What percentage of your company’s marketing is inbound marketing? For most, inbound makes up a small percentage, while outbound marketing is the major focus of most marketing budgets and resources. Digital marketing is all about inbound marketing and in my opinion, should be the crux of any marketing strategy.
Let’s back up a minute; what is inbound marketing anyway? Inbound marketing is defined as marketing that earns customer interest, rather than buying it. Some examples of inbound marketing: email marketing, social media marketing, and blogs.
In a nutshell, inbound marketing is all about being visible online, attracting interest, and converting into customers. Rinse and repeat.
In today’s marketing world, the majority of marketers focus on outbound (read: paid) marketing. Marketers today need a shift in marketing: the customer relationship is so much more powerful when they discover your brand, are delighted by your content, and are naturally driven to purchase and become loyal brand champions.
Inbound marketing costs less, provides more quality leads, and focuses on the most important relationship: the customer. Brands have always known that nothing is more powerful than customer loyalty (or, the lack thereof) and inbound marketing creates that bridge through nurturing, communicating, and educating.
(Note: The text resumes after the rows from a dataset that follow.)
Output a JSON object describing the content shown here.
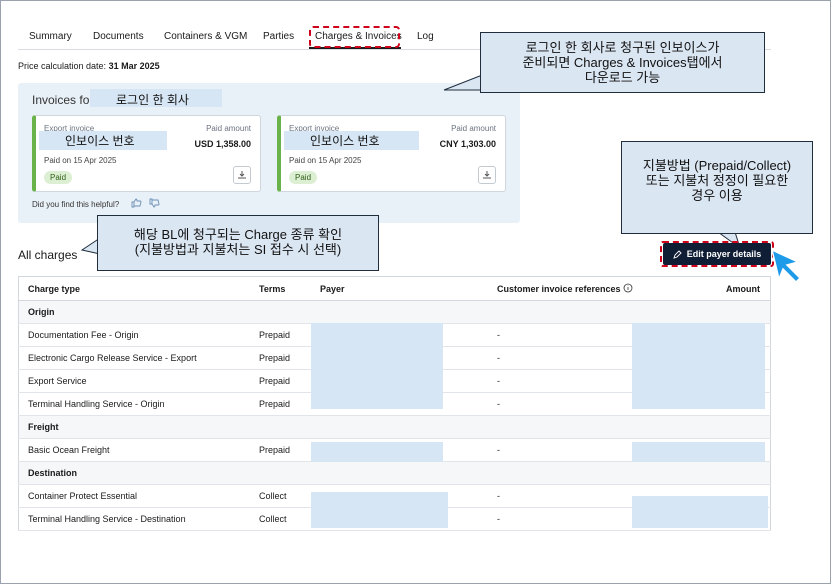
{
  "tabs": [
    {
      "label": "Summary"
    },
    {
      "label": "Documents"
    },
    {
      "label": "Containers & VGM"
    },
    {
      "label": "Parties"
    },
    {
      "label": "Charges & Invoices"
    },
    {
      "label": "Log"
    }
  ],
  "price_calc": {
    "label": "Price calculation date:",
    "value": "31 Mar 2025"
  },
  "invoices": {
    "title": "Invoices for",
    "company_redacted": "로그인 한 회사",
    "cards": [
      {
        "type_label": "Export invoice",
        "number_redacted": "인보이스 번호",
        "paid_label": "Paid amount",
        "amount": "USD 1,358.00",
        "paid_on": "Paid on 15 Apr 2025",
        "status": "Paid"
      },
      {
        "type_label": "Export invoice",
        "number_redacted": "인보이스 번호",
        "paid_label": "Paid amount",
        "amount": "CNY 1,303.00",
        "paid_on": "Paid on 15 Apr 2025",
        "status": "Paid"
      }
    ],
    "helpful": "Did you find this helpful?"
  },
  "callouts": {
    "top": "로그인 한 회사로 청구된 인보이스가\n준비되면 Charges & Invoices탭에서\n다운로드 가능",
    "right": "지불방법 (Prepaid/Collect)\n또는 지불처 정정이 필요한\n경우 이용",
    "left": "해당 BL에 청구되는 Charge 종류 확인\n(지불방법과 지불처는 SI 접수 시 선택)"
  },
  "all_charges": {
    "title": "All charges",
    "edit_button": "Edit payer details"
  },
  "table": {
    "headers": [
      "Charge type",
      "Terms",
      "Payer",
      "Customer invoice references",
      "Amount"
    ],
    "rows": [
      {
        "section": "Origin"
      },
      {
        "charge": "Documentation Fee - Origin",
        "terms": "Prepaid",
        "ref": "-"
      },
      {
        "charge": "Electronic Cargo Release Service - Export",
        "terms": "Prepaid",
        "ref": "-"
      },
      {
        "charge": "Export Service",
        "terms": "Prepaid",
        "ref": "-"
      },
      {
        "charge": "Terminal Handling Service - Origin",
        "terms": "Prepaid",
        "ref": "-"
      },
      {
        "section": "Freight"
      },
      {
        "charge": "Basic Ocean Freight",
        "terms": "Prepaid",
        "ref": "-"
      },
      {
        "section": "Destination"
      },
      {
        "charge": "Container Protect Essential",
        "terms": "Collect",
        "ref": "-"
      },
      {
        "charge": "Terminal Handling Service - Destination",
        "terms": "Collect",
        "ref": "-"
      }
    ]
  },
  "colors": {
    "accent_dark": "#0f1e35",
    "highlight_red": "#d0021b",
    "paid_green": "#6ab34a",
    "callout_bg": "#dbe6f3",
    "cursor_blue": "#1e9be8"
  }
}
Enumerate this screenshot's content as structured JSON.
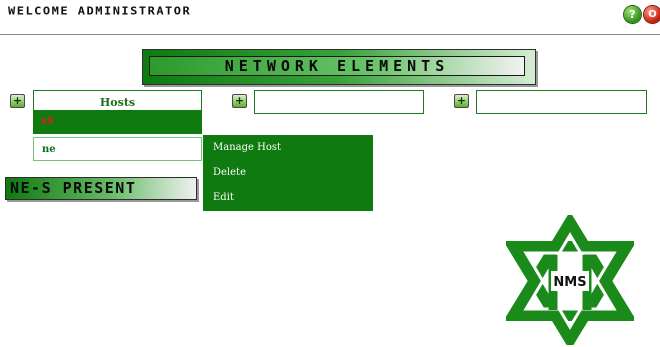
{
  "header": {
    "welcome_text": "WELCOME ADMINISTRATOR",
    "help_label": "?",
    "logout_label": "O"
  },
  "banner": {
    "title": "NETWORK ELEMENTS"
  },
  "columns": [
    {
      "title": "Hosts",
      "expand_label": "+"
    },
    {
      "title": "",
      "expand_label": "+"
    },
    {
      "title": "",
      "expand_label": "+"
    }
  ],
  "host_list": [
    {
      "label": "s9",
      "selected": true
    },
    {
      "label": "ne",
      "selected": false
    }
  ],
  "context_menu": {
    "items": [
      "Manage Host",
      "Delete",
      "Edit"
    ]
  },
  "section": {
    "ne_present_title": "NE-S PRESENT"
  },
  "logo": {
    "text": "NMS"
  },
  "colors": {
    "brand_green": "#0f7a0f",
    "selected_text": "#e02020",
    "help_button": "#2f8f16",
    "logout_button": "#c41a06"
  }
}
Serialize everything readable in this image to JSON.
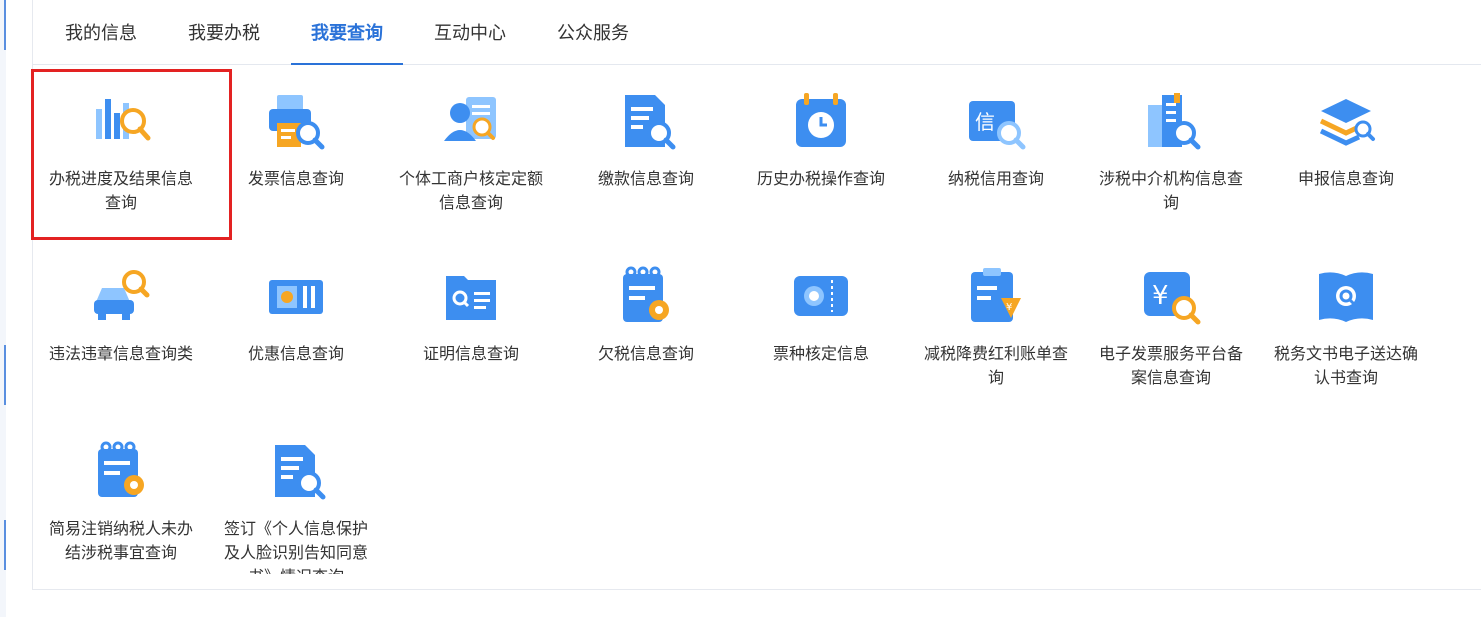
{
  "tabs": [
    {
      "label": "我的信息"
    },
    {
      "label": "我要办税"
    },
    {
      "label": "我要查询"
    },
    {
      "label": "互动中心"
    },
    {
      "label": "公众服务"
    }
  ],
  "active_tab": "我要查询",
  "items": [
    {
      "label": "办税进度及结果信息查询",
      "icon": "bar-chart-search-icon"
    },
    {
      "label": "发票信息查询",
      "icon": "printer-search-icon"
    },
    {
      "label": "个体工商户核定定额信息查询",
      "icon": "person-card-search-icon"
    },
    {
      "label": "缴款信息查询",
      "icon": "document-search-icon"
    },
    {
      "label": "历史办税操作查询",
      "icon": "calendar-history-icon"
    },
    {
      "label": "纳税信用查询",
      "icon": "credit-search-icon"
    },
    {
      "label": "涉税中介机构信息查询",
      "icon": "building-search-icon"
    },
    {
      "label": "申报信息查询",
      "icon": "layers-search-icon"
    },
    {
      "label": "违法违章信息查询类",
      "icon": "car-search-icon"
    },
    {
      "label": "优惠信息查询",
      "icon": "ticket-discount-icon"
    },
    {
      "label": "证明信息查询",
      "icon": "certificate-search-icon"
    },
    {
      "label": "欠税信息查询",
      "icon": "notepad-search-icon"
    },
    {
      "label": "票种核定信息",
      "icon": "ticket-type-icon"
    },
    {
      "label": "减税降费红利账单查询",
      "icon": "clipboard-yen-icon"
    },
    {
      "label": "电子发票服务平台备案信息查询",
      "icon": "yen-search-icon"
    },
    {
      "label": "税务文书电子送达确认书查询",
      "icon": "book-search-icon"
    },
    {
      "label": "简易注销纳税人未办结涉税事宜查询",
      "icon": "notepad-search-icon"
    },
    {
      "label": "签订《个人信息保护及人脸识别告知同意书》情况查询",
      "icon": "document-search-icon"
    }
  ],
  "colors": {
    "accent": "#2a72d8",
    "icon_blue": "#3d8ef0",
    "icon_light": "#8ec5ff",
    "icon_orange": "#f6a623",
    "highlight": "#e32222"
  }
}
While the specifics of any inbound marketing plan varies on your target audience and the communication vehicles you use, the general strategy is the same:
1. Know Your Customer: generalized content doesn’t work. Specialized content geared towards your specific target markets appeals to the emotional side of the customer and creates that initial connection and bond to the brand.
2. Customer Life Cycle: this is the crux to any marketing plan. You must know where your customers are on the customer life cycle, and know how to reach them at whichever stage they are in.
3. Communication Vehicles: in today’s world of Instagram, Vine, Twitter, Facebook, Google+, Yelp, Quora, LinkedIn, and more, it can get overwhelming. Know where your customers hang out and focus your efforts there.
4. Analyze and Adjust: no marketing plan is perfect in the first iteration. Be able to change and adapt quickly to how your audience is reacting (positively or negatively).
A sample inbound marketing strategy plan:
1. Attract and inspire customers with emails, social media, infographics, online video, white papers, blogs and SEO.
2. Convert with dedicated landing pages, forms, transactional emails, and calls-to-action.
3. Turn leads into customers with email marketing, CRM integrations, and specialized content.
4. Continue to delight and excite your customers with responsive customer service, follow-up emails, customer surveys, analytics, and social media.
How does your brand practice inbound marketing? Do you plan to increase focus on inbound marketing vs. outbound marketing?